CONTRAIREMENT aux premières informations qui ont circulé, il n’y a eu ni erreur de manipulation, ni contamination à l’origine de l’alerte. « C’est en fait une erreur de procédure qui m’a conduite à activer le traitement standard prévu pour ce type de circonstances, rectifie le Dr Pascale Briand, directrice générale de l’AFSSA. La mise en culture du produit issu d’une stérilisation thermique à 100 degrés a révélé que le bacille de charbon n’avait pas été totalement désactivé dans l’environnement de biosécurité P3, alors que les tubes avaient déjà été transférés vers un laboratoire classé P2. »
Immédiatement prévenue, la DG, qui se trouvait en comité de direction, alertait la cellule mobile d’intervention biologique des sapeurs-pompiers, ainsi que le SAMU 94, présents peu après avec un spectaculaire déploiement de moyens mobiles. Chacune des cinq employées de l’agence qui se trouvaient dans le laboratoire P2, dont deux avaient possiblement inhalé des spores, étaient alors transportées séparément au service des maladies infectieuses de La Pitié-Salpêtrière (Paris 13 e), l’un des trois établissements de l’AP-HP (avec Necker et Bichat) à disposer des moyens d’isolement dans le cadre du plan Co-Reb (coordination régionale des risques épidémiques et biologiques). Les cinq sujets ont été hospitalisés dans des chambres individuelles d’isolement, avec sas, les équipes soignantes intervenant avec les masques et les gants prévus par le protocole.
« En l’absence de tout symptôme, chacune des personnes a reçu un traitement à base de fluoroquinolones, précise le Pr François Bricaire, chef du service des maladies infectieuses, présent dès leur arrivée, vers 19 h 30. Pour quatre d’entre elles, la prise en charge n’a occasionné aucune difficulté particulière. Mais la cinquième, sans présenter le moindre signe de contamination, a mal réagi psychologiquement à l’impossibilité d’entrer en contact avec son entourage autrement que par téléphone. » Après avoir été gardées en observation une vingtaine d’heures, les laborantines ont pu quitter l’établissement, avec une antibiothérapie (amoxicilline) et elles seront revues dans le service dans une dizaine de jours.
Débriefings à suivre à La Pitié.
Finalement, commente le Pr Bricaire, « même si, comme toujours, certains s’interrogeront sur l’importance des moyens qui ont été mis en uvre et qui peuvent parfois paraître excessifs, les procédures ont été appliquées sans faille ; les événements se sont déroulés comme lors d’un exercice en réel et ils ont fourni une bonne illustration de notre système de précaution, dès qu’il y a suspicion de contamination avec une substance utilisable en bioterrorisme. » De fait, des débriefings vont suivre avec les membres des différentes équipes du service d’infectiologie. Elles ne semblent pas inutiles, eu égard au renouvellement des équipes formées à ces prises en charge et aux émotions exprimées par certains à l’occasion de cette alerte.
À l’AFSSA aussi, Pascale Briand, qui exprime son « intense soulagement » alors qu’aucune séquelle ne semble à déplorer parmi les membres de son laboratoire, reconnaît que « c’est toujours bouleversant d’apprendre la survenue d’un incident auquel ont été exposés des collaborateurs de l’agence. Les membres du laboratoire ont témoigné du sang-froid de professionnels exercés à manipuler de manière habituelle des matériaux dangereux à potentiel zoonotique ». En l’occurrence, le laboratoire d’études et de recherches en pathologie animale est un laboratoire national de référence (LNR) en santé animale pour la brucellose, le charbon bactéridien, la chlamydiose aviaire, la morve, la tuberculose, la tularémie, la fièvre aphteuse, la maladie vésiculeuse du porc et la peste équine.
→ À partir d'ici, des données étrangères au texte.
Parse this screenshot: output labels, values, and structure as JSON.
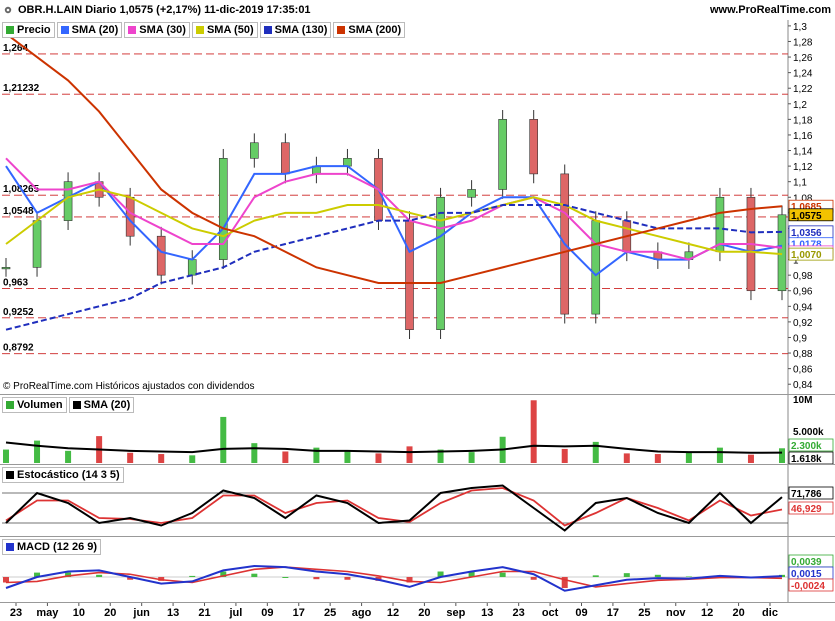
{
  "header": {
    "title": "OBR.H.LAIN Diario 1,0575 (+2,17%) 11-dic-2019 17:35:01",
    "site": "www.ProRealTime.com"
  },
  "price_panel": {
    "legend": [
      {
        "label": "Precio",
        "color": "#33aa33"
      },
      {
        "label": "SMA (20)",
        "color": "#3366ff"
      },
      {
        "label": "SMA (30)",
        "color": "#ee44cc"
      },
      {
        "label": "SMA (50)",
        "color": "#cccc00"
      },
      {
        "label": "SMA (130)",
        "color": "#1f2ebd"
      },
      {
        "label": "SMA (200)",
        "color": "#cc3300"
      }
    ],
    "copyright": "© ProRealTime.com  Históricos ajustados con dividendos",
    "level_labels": [
      "1,264",
      "1,21232",
      "1,08265",
      "1,0548",
      "0,963",
      "0,9252",
      "0,8792"
    ],
    "right_badges": [
      {
        "text": "1,0685",
        "color": "#cc3300",
        "bg": "#ffffff"
      },
      {
        "text": "1,0575",
        "color": "#000000",
        "bg": "#f2c200"
      },
      {
        "text": "1,0356",
        "color": "#1f2ebd",
        "bg": "#ffffff"
      },
      {
        "text": "1,0178",
        "color": "#3366ff",
        "bg": "#ffffff"
      },
      {
        "text": "1,0150",
        "color": "#ee44cc",
        "bg": "#ffffff"
      },
      {
        "text": "1,0070",
        "color": "#999900",
        "bg": "#ffffff"
      }
    ]
  },
  "volume_panel": {
    "legend": [
      {
        "label": "Volumen",
        "color": "#33aa33"
      },
      {
        "label": "SMA (20)",
        "color": "#000000"
      }
    ],
    "axis_labels": [
      "10M",
      "5.000k"
    ],
    "badges": [
      {
        "text": "2.300k",
        "color": "#33aa33",
        "bg": "#ffffff"
      },
      {
        "text": "1.618k",
        "color": "#000000",
        "bg": "#ffffff"
      }
    ]
  },
  "stoch_panel": {
    "legend": [
      {
        "label": "Estocástico (14 3 5)",
        "color": "#000000"
      }
    ],
    "badges": [
      {
        "text": "71,786",
        "color": "#000000",
        "bg": "#ffffff"
      },
      {
        "text": "46,929",
        "color": "#dd3333",
        "bg": "#ffffff"
      }
    ]
  },
  "macd_panel": {
    "legend": [
      {
        "label": "MACD (12 26 9)",
        "color": "#2233cc"
      }
    ],
    "badges": [
      {
        "text": "0,0039",
        "color": "#33aa33",
        "bg": "#ffffff"
      },
      {
        "text": "0,0015",
        "color": "#2233cc",
        "bg": "#ffffff"
      },
      {
        "text": "-0,0024",
        "color": "#dd3333",
        "bg": "#ffffff"
      }
    ]
  },
  "x_axis_labels": [
    "23",
    "may",
    "10",
    "20",
    "jun",
    "13",
    "21",
    "jul",
    "09",
    "17",
    "25",
    "ago",
    "12",
    "20",
    "sep",
    "13",
    "23",
    "oct",
    "09",
    "17",
    "25",
    "nov",
    "12",
    "20",
    "dic"
  ],
  "chart_data": [
    {
      "type": "line",
      "title": "OBR.H.LAIN Diario",
      "y_tick_labels": [
        "1,3",
        "1,28",
        "1,26",
        "1,24",
        "1,22",
        "1,2",
        "1,18",
        "1,16",
        "1,14",
        "1,12",
        "1,1",
        "1,08",
        "1,06",
        "1,04",
        "1,02",
        "1",
        "0,98",
        "0,96",
        "0,94",
        "0,92",
        "0,9",
        "0,88",
        "0,86",
        "0,84"
      ],
      "ylim": [
        0.83,
        1.305
      ],
      "x": [
        "abr-23",
        "may",
        "may-10",
        "may-20",
        "jun",
        "jun-13",
        "jun-21",
        "jul",
        "jul-09",
        "jul-17",
        "jul-25",
        "ago",
        "ago-12",
        "ago-20",
        "sep",
        "sep-13",
        "sep-23",
        "oct",
        "oct-09",
        "oct-17",
        "oct-25",
        "nov",
        "nov-12",
        "nov-20",
        "dic",
        "dic-11"
      ],
      "series": [
        {
          "name": "Precio",
          "values": [
            0.99,
            1.05,
            1.1,
            1.08,
            1.03,
            0.98,
            1.0,
            1.13,
            1.15,
            1.11,
            1.12,
            1.13,
            1.05,
            0.91,
            1.08,
            1.09,
            1.18,
            1.11,
            0.93,
            1.05,
            1.01,
            1.0,
            1.01,
            1.08,
            0.96,
            1.0575
          ]
        },
        {
          "name": "SMA (20)",
          "values": [
            1.12,
            1.06,
            1.08,
            1.1,
            1.05,
            1.01,
            1.0,
            1.04,
            1.11,
            1.11,
            1.12,
            1.12,
            1.09,
            1.01,
            1.03,
            1.06,
            1.08,
            1.08,
            1.02,
            0.98,
            1.01,
            1.0,
            1.0,
            1.02,
            1.01,
            1.0178
          ]
        },
        {
          "name": "SMA (30)",
          "values": [
            1.13,
            1.09,
            1.09,
            1.1,
            1.06,
            1.04,
            1.02,
            1.02,
            1.08,
            1.1,
            1.11,
            1.11,
            1.09,
            1.05,
            1.04,
            1.05,
            1.07,
            1.08,
            1.06,
            1.02,
            1.01,
            1.01,
            1.0,
            1.02,
            1.02,
            1.015
          ]
        },
        {
          "name": "SMA (50)",
          "values": [
            1.02,
            1.05,
            1.08,
            1.09,
            1.08,
            1.06,
            1.04,
            1.03,
            1.05,
            1.06,
            1.06,
            1.07,
            1.07,
            1.06,
            1.05,
            1.06,
            1.07,
            1.08,
            1.07,
            1.05,
            1.04,
            1.03,
            1.02,
            1.01,
            1.01,
            1.007
          ]
        },
        {
          "name": "SMA (130)",
          "values": [
            0.91,
            0.92,
            0.93,
            0.94,
            0.95,
            0.97,
            0.98,
            0.99,
            1.01,
            1.02,
            1.03,
            1.04,
            1.05,
            1.05,
            1.06,
            1.06,
            1.07,
            1.07,
            1.07,
            1.06,
            1.05,
            1.04,
            1.04,
            1.04,
            1.035,
            1.0356
          ]
        },
        {
          "name": "SMA (200)",
          "values": [
            1.29,
            1.26,
            1.23,
            1.19,
            1.14,
            1.09,
            1.06,
            1.04,
            1.03,
            1.01,
            0.99,
            0.98,
            0.97,
            0.97,
            0.97,
            0.98,
            0.99,
            1.0,
            1.01,
            1.02,
            1.03,
            1.04,
            1.05,
            1.06,
            1.065,
            1.0685
          ]
        }
      ]
    },
    {
      "type": "bar",
      "title": "Volumen",
      "y_tick_labels": [
        "10M",
        "5.000k"
      ],
      "ylim": [
        0,
        10000
      ],
      "series": [
        {
          "name": "Volumen",
          "values": [
            2100,
            3500,
            1900,
            4200,
            1600,
            1400,
            1200,
            7200,
            3100,
            1800,
            2400,
            1900,
            1500,
            2600,
            2100,
            1700,
            4100,
            9800,
            2200,
            3300,
            1500,
            1400,
            1600,
            2400,
            1300,
            2300
          ]
        },
        {
          "name": "SMA (20)",
          "values": [
            3200,
            2700,
            2300,
            2100,
            1900,
            1800,
            1700,
            2200,
            2300,
            2200,
            1900,
            1900,
            1800,
            1700,
            1800,
            1900,
            2100,
            2700,
            2600,
            2700,
            2200,
            1800,
            1700,
            1700,
            1600,
            1618
          ]
        }
      ]
    },
    {
      "type": "line",
      "title": "Estocástico (14 3 5)",
      "ylim": [
        0,
        100
      ],
      "series": [
        {
          "name": "%K",
          "values": [
            20,
            80,
            60,
            20,
            30,
            15,
            40,
            85,
            70,
            30,
            75,
            60,
            20,
            25,
            80,
            90,
            95,
            50,
            5,
            60,
            70,
            40,
            20,
            80,
            20,
            71.786
          ]
        },
        {
          "name": "%D",
          "values": [
            25,
            65,
            65,
            30,
            28,
            20,
            30,
            75,
            75,
            40,
            60,
            65,
            30,
            22,
            60,
            85,
            90,
            65,
            15,
            40,
            70,
            50,
            25,
            65,
            35,
            46.929
          ]
        }
      ]
    },
    {
      "type": "line",
      "title": "MACD (12 26 9)",
      "ylim": [
        -0.04,
        0.04
      ],
      "series": [
        {
          "name": "MACD",
          "values": [
            -0.02,
            0.0,
            0.01,
            0.012,
            0.0,
            -0.012,
            -0.008,
            0.012,
            0.02,
            0.018,
            0.01,
            0.005,
            -0.005,
            -0.018,
            0.0,
            0.01,
            0.018,
            0.005,
            -0.025,
            -0.015,
            -0.005,
            -0.002,
            -0.003,
            0.002,
            -0.001,
            0.0015
          ]
        },
        {
          "name": "Señal",
          "values": [
            -0.01,
            -0.008,
            0.002,
            0.008,
            0.005,
            -0.005,
            -0.01,
            0.002,
            0.014,
            0.018,
            0.014,
            0.01,
            0.002,
            -0.008,
            -0.01,
            0.0,
            0.01,
            0.01,
            -0.005,
            -0.018,
            -0.012,
            -0.006,
            -0.004,
            -0.001,
            -0.001,
            -0.0024
          ]
        },
        {
          "name": "Histograma",
          "values": [
            -0.01,
            0.008,
            0.008,
            0.004,
            -0.005,
            -0.007,
            0.002,
            0.01,
            0.006,
            0.0,
            -0.004,
            -0.005,
            -0.007,
            -0.01,
            0.01,
            0.01,
            0.008,
            -0.005,
            -0.02,
            0.003,
            0.007,
            0.004,
            0.001,
            0.003,
            0.0,
            0.0039
          ]
        }
      ]
    }
  ]
}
S’agissant de la fièvre charbonneuse, maladie toujours présente en France, où la bactérie peut survivre dans la terre et contaminer herbe, eau et plantes pendant des années, les travaux sont effectués régulièrement à des fins de diagnostic et de caractérisation des souches.
Après la décontamination du local P2, le laboratoire devait reprendre dès hier ses activités. Mais sur le site de l’AFSSA, les établissements voisins, parmi lesquels l’École nationale vétérinaire, ont vécu quelques heures sous haute tension, avec les sirènes hurlantes et les gyrophares des véhicules de secours qui quadrillaient le secteur, alors qu’aucune information précise n’était encore diffusée.